Selman's comments come nearly a week after administrators at the Lincolnshire school halted publication of the latest issue, which was to have been released this past Friday.

The issue was scrapped after administrators ordered a story held because it featured "anonymous sources discussing alleged illegal activity that was not fit for print," school officials said last week.

The story had to do with National Honor Society students and freshman mentors admitting to drinking and smoking. Stories about shoplifting and teen pregnancy also were deemed inappropriate, a Statesman editor said last week, and the entire issue was pulled.

Administrators had wanted the issue to come out, but with changes. On Monday, Selman said she and the other student journalists stand by the stories in question.

"We are working to save as much of the November issue as we can, but it's a matter of principle," said Selman, a senior from Buffalo Grove. "We have standards and ethics we believe in."

Selman and Statesman Managing Editor Evan Ribot met with Principal Janet Gonzalez, the Statesman advisers and other administrators on Monday to discuss the matter. The teens' parents were involved in the roughly 45-minute meeting, too.

"We just discussed how to move forward," Selman said. "There's been a lot of dialogue between (the students) and the administration."

Stevenson spokesman Jim Conrey declined to discuss the nature of Monday's talks.

"The meeting that occurred this morning was a private meeting related to student progress in a course that is part of our curriculum," he said in an e-mail. "Consequently, we will not be releasing any details from the meeting."

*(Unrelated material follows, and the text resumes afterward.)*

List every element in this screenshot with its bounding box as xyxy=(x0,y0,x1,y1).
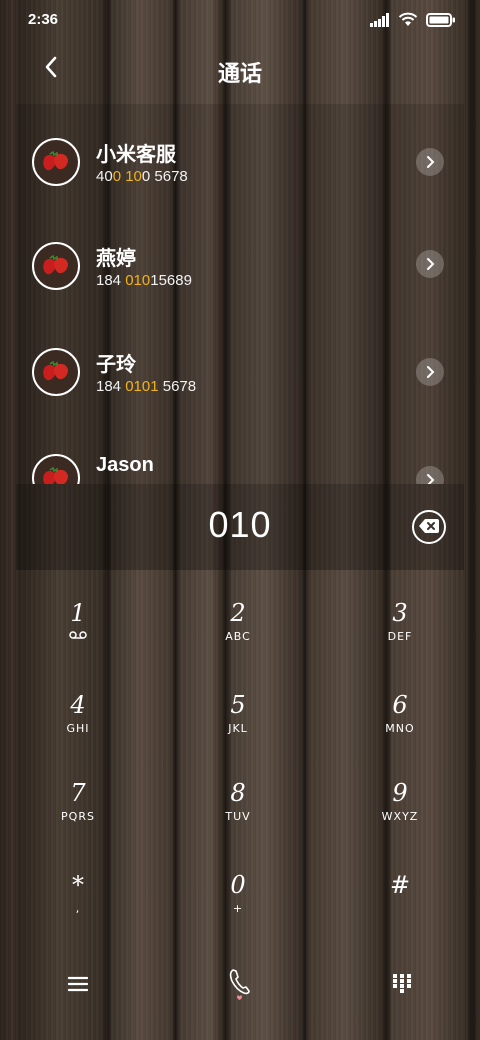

Selman said the teens are interested in a compromise, but added "we're really just hoping the school does the right thing."

Conrey said school officials are hopeful the November issue eventually will be published. Selman didn't sound optimistic that would happen.

"There was a lot of good work (in the issue), and it's a shame that none of it is being printed right now," she said.

No disciplinary action has been taken against any of the students, Conrey said.

"And I take that they met this morning as an indication that there probably won't be," he said.

The controversy is the latest dispute between students and administrators over Statesman reporting. A January story about teen sex led to more administration oversight because of what officials said were reporting problems.

Additionally, teacher Barbara Thill left her post as the newspaper's adviser at the end of the 2008-09 term.